Friday, 23 March 2012

Bunnies At Bedtime

Children's fiction has long been fascinated  with the soft, adorable, long-eared, mammal: the  bunny-rabbit. In 1893 Beatrix Potter wrote the colourful 'Tale of Peter Rabbit', about the mischievous little bunny who was apt to get into trouble and was made to pay dearly for his escapades.  Although Peter winds up safely back home with his mother after his adventures, he is made to suffer horrible anxieties as he hides from the menacing farmer, who is tracking him down.   As it says, poor Peter was 'out of breath and trembling with fright'.  Poor Peter comes within a hair's breadth of the cooking pot.  It seems that Victorian children were made of sterner stuff than the modern day variety.  It would take a braver mother than I to read such a tale to a toddler at bedtime, so perhaps the Victorian mothers were of a different kind too!

Of course, the twentieth century also had its own celebrated rabbit, but this time he was a toy bunny, although he did not end up that way.  'The Velveteen Rabbit - or How Toys Become Real', by Margery Williams, was published in 1922, and tells of the toy rabbit who longs to be a real rabbit.  This bitter-sweet tale rends the heart in two, as the toy rabbit is stolen from the nameless, generic 'Boy' who is suffering from a fever.  This toy rabbit was capable of thinking and feeling, and misses the Boy dreadfully.  But worse still, he is meant for the fire, to be burnt, like all the other germ-ridden objects from the nursery.  What an horrific tale for a young child to hear!  It seems in 1922, between the two World Wars, children and their parents could face such tragedy before bedtime, and still manage to settle down to sleep.  As the title suggests, this book details the metamorphoses of a toy, who transforms from play-thing to real life creature, the very thing that every child, since time immemorial, has always wanted.

The present century has not been without its fair share of rabbit stories either, but one that I particularly love is the 2006 children's book: 'That Rabbit Belongs to Emily Brown', by Cression Cowell.  Here the child is as much part of the story as the rabbit, for it is the little girl, Emily, who has the power to bring Stanley, her old, stuffed, pink rabbit, to life.  Just like in 'The Velveteen Rabbit', the toy is stolen, this time by a naughty, spoilt queen, and it is Emily who comes to the rescue.  She gives some honest advice to the queen telling her to 'play with (her new teddy-bear) all day.  Sleep with him at night.  Hold him very tight and be sure to have lots of adventures.  Then maybe one day you will wake up with a real toy of your OWN'.

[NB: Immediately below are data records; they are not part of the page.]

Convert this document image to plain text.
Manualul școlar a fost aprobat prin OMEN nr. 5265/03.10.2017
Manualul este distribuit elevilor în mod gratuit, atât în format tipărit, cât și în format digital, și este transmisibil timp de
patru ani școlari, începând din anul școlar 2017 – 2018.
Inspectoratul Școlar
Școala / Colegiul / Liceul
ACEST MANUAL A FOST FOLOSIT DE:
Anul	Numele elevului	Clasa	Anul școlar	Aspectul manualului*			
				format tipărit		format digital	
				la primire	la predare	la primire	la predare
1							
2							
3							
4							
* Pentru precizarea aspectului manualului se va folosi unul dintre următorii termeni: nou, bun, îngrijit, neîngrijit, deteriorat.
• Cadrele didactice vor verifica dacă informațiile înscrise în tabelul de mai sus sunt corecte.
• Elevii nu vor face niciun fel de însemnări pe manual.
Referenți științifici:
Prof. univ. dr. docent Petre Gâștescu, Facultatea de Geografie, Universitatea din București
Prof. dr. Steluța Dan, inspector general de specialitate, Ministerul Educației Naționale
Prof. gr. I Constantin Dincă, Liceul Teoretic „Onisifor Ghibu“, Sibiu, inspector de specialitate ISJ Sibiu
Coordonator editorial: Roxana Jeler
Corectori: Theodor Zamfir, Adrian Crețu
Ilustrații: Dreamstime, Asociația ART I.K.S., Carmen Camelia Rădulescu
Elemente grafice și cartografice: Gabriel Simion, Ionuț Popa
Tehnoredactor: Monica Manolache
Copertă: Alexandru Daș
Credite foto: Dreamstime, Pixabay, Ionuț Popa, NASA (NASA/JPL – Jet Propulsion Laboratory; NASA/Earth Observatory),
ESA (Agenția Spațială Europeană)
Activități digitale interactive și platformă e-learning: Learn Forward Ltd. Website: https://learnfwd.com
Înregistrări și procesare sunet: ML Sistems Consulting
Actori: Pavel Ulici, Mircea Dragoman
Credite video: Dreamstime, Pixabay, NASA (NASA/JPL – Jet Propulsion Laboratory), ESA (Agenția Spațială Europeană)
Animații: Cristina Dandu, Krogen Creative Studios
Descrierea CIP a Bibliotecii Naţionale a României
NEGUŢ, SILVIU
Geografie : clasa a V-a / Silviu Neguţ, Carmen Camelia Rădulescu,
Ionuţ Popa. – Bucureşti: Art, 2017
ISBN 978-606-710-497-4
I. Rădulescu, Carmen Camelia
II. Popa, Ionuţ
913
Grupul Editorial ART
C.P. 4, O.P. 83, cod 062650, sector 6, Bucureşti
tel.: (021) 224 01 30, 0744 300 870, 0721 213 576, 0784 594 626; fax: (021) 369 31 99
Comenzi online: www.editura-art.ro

Here we see the child declaring what it takes to bring a toy to life; love and a little imagination.  It is no longer the sole preserve of the author, as with Peter Rabbit, or some magic fairy, as with the Velveteen Rabbit; to bring a toy to life.  It is made possible by empowered children everywhere believing in themselves and their ability to imagine.  Now doesn't that sound like a very twenty-first century way of doing things?